Cuando Lana Xavier y Justin Nash llegaron al piso 77, una de las puertas de las habitaciones para invitados estaba abierta.
Inmediatamente corrieron hacia allí y, como era de esperar, vieron a Serena Jennings.
Serena ya había arreglado su ropa e incluso se había peinado de nuevo.
Sin embargo, tanto Lana Xavier como Justin Nash podían notar que definitivamente algo había sucedido entre Serena y Caleb Lockwood; de lo contrario, no podrían explicar los pétalos de rosa esparcidos por todas partes.
Estaban preocupados por Serena, así que la llamaron.

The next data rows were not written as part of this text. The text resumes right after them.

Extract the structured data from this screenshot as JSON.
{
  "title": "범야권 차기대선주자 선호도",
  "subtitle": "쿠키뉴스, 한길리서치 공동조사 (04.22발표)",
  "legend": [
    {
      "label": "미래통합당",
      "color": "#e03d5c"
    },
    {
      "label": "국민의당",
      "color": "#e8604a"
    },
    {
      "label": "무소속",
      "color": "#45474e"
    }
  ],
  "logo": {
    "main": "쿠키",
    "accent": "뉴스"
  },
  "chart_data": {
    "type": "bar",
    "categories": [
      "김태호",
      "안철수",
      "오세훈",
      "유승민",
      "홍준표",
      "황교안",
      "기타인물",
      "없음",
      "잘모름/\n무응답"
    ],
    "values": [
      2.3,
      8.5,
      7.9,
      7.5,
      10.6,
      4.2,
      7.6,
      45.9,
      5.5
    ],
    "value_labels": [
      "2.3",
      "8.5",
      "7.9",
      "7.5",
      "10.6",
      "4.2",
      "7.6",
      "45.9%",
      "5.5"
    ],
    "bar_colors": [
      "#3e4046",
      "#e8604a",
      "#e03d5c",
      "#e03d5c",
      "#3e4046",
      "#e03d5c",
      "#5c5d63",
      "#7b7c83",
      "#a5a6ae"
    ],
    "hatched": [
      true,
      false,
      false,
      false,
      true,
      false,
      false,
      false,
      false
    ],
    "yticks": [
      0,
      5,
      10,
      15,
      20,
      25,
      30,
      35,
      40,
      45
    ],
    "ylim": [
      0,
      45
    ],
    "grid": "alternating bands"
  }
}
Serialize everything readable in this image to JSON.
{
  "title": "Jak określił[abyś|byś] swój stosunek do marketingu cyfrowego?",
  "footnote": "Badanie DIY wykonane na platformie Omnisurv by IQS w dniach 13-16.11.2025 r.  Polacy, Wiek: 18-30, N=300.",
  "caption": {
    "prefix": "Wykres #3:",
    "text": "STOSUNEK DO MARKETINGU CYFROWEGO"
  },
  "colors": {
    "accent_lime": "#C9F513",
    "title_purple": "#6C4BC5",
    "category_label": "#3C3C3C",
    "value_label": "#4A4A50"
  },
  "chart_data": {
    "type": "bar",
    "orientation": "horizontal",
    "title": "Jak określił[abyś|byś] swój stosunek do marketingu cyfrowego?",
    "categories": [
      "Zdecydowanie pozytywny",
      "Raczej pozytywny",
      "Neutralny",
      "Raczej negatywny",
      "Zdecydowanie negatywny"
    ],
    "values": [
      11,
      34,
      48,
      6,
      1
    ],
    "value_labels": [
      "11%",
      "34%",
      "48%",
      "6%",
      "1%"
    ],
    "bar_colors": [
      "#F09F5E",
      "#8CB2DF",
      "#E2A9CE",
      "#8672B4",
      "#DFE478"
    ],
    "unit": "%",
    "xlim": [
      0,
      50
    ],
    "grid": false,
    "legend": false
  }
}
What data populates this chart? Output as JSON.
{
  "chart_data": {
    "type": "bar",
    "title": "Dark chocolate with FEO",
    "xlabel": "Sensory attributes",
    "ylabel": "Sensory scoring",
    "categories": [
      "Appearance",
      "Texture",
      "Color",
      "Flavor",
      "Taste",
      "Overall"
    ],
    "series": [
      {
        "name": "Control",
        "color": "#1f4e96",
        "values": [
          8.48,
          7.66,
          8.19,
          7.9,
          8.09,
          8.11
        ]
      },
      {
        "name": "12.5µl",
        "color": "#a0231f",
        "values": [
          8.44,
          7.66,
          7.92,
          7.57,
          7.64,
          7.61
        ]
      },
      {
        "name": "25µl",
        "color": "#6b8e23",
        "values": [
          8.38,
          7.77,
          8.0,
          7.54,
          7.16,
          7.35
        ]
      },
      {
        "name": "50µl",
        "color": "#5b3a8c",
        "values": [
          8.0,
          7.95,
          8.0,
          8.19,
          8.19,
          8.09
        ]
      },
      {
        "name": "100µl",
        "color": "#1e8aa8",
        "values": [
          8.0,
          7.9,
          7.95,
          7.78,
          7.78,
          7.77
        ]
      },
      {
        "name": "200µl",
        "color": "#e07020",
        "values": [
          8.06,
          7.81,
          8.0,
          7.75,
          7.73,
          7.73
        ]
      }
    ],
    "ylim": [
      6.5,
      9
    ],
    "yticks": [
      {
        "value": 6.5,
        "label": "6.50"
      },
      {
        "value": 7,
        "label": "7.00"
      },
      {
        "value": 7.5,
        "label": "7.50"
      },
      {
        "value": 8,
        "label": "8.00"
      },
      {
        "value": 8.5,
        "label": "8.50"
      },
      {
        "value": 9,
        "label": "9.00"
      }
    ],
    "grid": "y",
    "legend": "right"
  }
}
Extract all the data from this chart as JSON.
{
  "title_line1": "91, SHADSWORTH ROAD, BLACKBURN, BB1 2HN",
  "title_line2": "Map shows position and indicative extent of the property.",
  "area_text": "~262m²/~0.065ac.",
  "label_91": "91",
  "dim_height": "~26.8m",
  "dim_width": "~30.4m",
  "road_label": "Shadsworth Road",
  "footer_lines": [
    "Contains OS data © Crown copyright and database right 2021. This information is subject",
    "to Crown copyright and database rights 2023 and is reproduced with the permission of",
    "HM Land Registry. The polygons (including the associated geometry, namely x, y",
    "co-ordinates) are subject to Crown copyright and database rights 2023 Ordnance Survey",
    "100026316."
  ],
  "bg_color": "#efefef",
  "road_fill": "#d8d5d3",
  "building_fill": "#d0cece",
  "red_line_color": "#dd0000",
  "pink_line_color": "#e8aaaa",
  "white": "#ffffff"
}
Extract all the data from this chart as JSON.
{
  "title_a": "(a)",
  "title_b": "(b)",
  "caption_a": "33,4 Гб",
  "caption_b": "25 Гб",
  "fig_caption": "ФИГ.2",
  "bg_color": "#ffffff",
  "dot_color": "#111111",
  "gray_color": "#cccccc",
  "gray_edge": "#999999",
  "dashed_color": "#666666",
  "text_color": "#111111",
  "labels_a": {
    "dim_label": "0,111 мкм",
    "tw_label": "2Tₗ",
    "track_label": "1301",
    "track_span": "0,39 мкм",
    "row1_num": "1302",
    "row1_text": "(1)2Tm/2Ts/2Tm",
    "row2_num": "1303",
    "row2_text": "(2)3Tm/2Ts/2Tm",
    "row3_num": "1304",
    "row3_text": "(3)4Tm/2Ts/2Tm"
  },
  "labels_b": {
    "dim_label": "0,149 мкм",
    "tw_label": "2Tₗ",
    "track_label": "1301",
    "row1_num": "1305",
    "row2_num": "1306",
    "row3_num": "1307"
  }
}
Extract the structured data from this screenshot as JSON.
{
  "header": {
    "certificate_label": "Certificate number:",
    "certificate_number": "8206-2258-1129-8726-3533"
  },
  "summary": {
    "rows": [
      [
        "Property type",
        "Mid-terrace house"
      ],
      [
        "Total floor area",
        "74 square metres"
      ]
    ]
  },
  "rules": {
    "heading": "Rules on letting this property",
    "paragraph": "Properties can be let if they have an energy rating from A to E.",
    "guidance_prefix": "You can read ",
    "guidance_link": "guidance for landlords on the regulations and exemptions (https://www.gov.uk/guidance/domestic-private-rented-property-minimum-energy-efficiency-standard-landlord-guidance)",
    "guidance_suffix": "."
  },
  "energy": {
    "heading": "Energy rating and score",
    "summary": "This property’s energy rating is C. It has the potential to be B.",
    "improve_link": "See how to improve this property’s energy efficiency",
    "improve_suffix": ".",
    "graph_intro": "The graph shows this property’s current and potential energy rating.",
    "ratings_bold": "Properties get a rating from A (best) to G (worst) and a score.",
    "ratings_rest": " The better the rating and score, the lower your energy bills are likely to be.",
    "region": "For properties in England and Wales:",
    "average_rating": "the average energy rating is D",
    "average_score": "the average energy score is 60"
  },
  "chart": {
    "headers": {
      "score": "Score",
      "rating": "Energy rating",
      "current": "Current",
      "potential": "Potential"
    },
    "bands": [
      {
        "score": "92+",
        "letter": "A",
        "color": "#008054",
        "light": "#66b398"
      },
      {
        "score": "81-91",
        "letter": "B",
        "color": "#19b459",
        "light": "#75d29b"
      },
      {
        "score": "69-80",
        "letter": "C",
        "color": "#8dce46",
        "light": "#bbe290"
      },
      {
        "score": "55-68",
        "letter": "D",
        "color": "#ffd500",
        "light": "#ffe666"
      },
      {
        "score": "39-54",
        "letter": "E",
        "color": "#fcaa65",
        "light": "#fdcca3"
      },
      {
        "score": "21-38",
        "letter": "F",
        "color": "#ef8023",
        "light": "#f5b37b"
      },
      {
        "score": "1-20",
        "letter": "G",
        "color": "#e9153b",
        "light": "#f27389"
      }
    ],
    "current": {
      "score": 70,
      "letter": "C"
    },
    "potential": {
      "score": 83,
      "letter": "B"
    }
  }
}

Serena les dijo que estaba en el piso 77 pero que no había prestado atención al número de habitación.
Lana había puesto la llamada en altavoz; aunque Serena hizo un buen trabajo fingiendo, tanto ella como Justin podían notar que la voz de Serena había cambiado.
—Serena, ¿dónde está ese imbécil?
—preguntó Lana Xavier, que estaba lista para pelear.
Serena respondió con indiferencia:
—Se fue…
fue a buscar a Claire Shaw.
—¡Maldita sea!
De camino abajo en el ascensor, Lana Xavier no dejó de maldecir a Caleb Lockwood.
Serena temía que Justin Nash pudiera encontrarlo molesto, pero Justin dijo que le encantaba escuchar a la gente maldecir a Caleb Lockwood y animó a Lana.
Lana Xavier no fue a casa esa noche; se quedó en el lugar de Serena para hacerle compañía.
Serena inicialmente dijo que no era necesario que Lana se quedara.
No quería molestar a sus amigos siendo una adulta.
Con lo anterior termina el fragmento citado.